18 July 2013
Last updated at 05:34 ET
Project Moken was founded by a team of film-makers and designers to raise awareness of the Moken sea nomads and their way of life. Norwegian photographer Sofie Olsen joined the team on the Surin Islands between Burma and Thailand.
The Moken are hunter gatherers with an exceptional knowledge of the ocean and marine life. Their livelihood is traditionally totally dependent on the resources of the sea, so spear fishing is vitally important to them.
The Moken are remarkable free divers and can dive to depths of over 20m (65ft) and stay there for several minutes on a single breath as they go in search of fish.
They have unusually good underwater-vision because their eyes have adapted to the liquid environment. Even without weights, they become negatively buoyant enough to walk across the bottom of the sea as if hunting on land.
The nomadic fishermen have lived at sea for centuries, but are now being encouraged to settle on land and join the monetary economy.
Even though many Moken now live permanently ashore, some families continue to spend days at a time living on their longtail boats fishing and collecting food. Tarpaulins have replaced the palm leaf roof and engines are used instead of sails.
During low tide the women gather the seashells that are now above the waterline by the shore.
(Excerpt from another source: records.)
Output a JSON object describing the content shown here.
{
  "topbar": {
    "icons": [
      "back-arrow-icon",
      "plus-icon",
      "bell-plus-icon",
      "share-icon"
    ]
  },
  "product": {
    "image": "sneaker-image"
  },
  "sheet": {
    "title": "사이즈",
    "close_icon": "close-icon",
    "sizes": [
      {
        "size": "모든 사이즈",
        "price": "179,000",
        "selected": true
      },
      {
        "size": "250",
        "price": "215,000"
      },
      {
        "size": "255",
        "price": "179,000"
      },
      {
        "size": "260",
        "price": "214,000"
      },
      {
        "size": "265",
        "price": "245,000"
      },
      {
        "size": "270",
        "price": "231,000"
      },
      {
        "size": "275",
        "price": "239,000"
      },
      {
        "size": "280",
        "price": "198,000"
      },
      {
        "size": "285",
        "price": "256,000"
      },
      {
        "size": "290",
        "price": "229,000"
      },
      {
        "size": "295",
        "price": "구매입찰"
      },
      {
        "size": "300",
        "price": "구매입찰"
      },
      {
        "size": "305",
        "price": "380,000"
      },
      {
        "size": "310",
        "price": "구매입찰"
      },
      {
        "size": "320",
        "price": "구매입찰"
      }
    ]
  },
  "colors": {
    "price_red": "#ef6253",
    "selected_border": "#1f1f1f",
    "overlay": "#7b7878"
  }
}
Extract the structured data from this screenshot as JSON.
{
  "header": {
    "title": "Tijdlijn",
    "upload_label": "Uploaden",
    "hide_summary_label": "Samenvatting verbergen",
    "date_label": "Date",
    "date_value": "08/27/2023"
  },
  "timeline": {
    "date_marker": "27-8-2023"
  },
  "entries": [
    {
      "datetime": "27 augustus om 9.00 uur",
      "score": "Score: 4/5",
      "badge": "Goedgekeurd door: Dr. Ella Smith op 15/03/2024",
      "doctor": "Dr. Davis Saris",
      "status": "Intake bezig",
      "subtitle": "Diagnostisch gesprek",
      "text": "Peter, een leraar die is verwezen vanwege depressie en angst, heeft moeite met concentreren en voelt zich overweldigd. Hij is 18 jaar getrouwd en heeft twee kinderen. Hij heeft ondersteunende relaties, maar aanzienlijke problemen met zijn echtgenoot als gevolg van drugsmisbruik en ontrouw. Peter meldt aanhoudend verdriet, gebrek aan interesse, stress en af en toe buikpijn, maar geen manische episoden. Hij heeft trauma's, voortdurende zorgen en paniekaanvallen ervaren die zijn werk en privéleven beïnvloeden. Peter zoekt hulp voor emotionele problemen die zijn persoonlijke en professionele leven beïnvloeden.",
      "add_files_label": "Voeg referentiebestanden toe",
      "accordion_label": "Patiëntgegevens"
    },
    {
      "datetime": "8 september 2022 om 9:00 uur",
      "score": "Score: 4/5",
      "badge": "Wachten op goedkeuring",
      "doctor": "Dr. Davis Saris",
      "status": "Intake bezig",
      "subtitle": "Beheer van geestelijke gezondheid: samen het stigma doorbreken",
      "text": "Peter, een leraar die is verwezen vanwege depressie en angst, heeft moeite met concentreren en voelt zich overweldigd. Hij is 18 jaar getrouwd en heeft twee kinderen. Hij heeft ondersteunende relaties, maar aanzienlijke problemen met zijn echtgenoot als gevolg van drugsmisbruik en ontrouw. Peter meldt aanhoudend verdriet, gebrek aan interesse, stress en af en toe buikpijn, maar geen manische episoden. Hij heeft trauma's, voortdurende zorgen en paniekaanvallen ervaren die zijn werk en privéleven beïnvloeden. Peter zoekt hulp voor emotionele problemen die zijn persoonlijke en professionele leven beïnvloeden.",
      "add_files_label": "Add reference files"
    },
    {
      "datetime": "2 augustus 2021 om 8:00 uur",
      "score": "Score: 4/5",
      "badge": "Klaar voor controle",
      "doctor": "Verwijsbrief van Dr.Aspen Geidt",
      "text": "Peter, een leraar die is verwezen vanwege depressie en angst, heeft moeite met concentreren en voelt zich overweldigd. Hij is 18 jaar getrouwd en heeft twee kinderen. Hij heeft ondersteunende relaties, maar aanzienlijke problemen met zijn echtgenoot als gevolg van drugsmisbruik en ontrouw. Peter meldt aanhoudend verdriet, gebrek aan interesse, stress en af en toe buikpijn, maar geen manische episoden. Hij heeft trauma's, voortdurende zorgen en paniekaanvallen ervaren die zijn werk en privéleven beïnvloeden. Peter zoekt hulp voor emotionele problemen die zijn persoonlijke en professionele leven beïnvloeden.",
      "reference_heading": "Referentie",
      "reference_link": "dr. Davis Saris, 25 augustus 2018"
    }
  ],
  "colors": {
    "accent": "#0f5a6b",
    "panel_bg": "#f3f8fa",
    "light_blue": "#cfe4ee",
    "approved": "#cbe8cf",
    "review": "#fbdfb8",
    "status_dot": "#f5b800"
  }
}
They use small homemade baskets - although some have exchanged these for plastic buckets - and simple knives as their only necessary tools.
For thousands of years the nomads have lived without much external influence but the dreams and desires of Western culture are beginning to reach the community, especially its younger members.
When the Indian Ocean tsunami struck in 2004, the Moken were able to save many lives. The nomadic fishermen’s traditional beliefs warn them to flee to higher ground if they see the ocean recede.
A traditional way to lure fish up from the deep ocean reefs is to moor a rope at a depth of 70-80m, with palm leafs attached every second metre up to 10m below the surface. An ecosystem develops on the "artificial reef", attracting larger fish to shallower waters.
After the tsunami, some Moken were given numbered beach huts to live in.
This village has become an attraction for tourists. But as the Moken begin to permanently live on land, they become increasingly influenced by Western culture and lifestyle.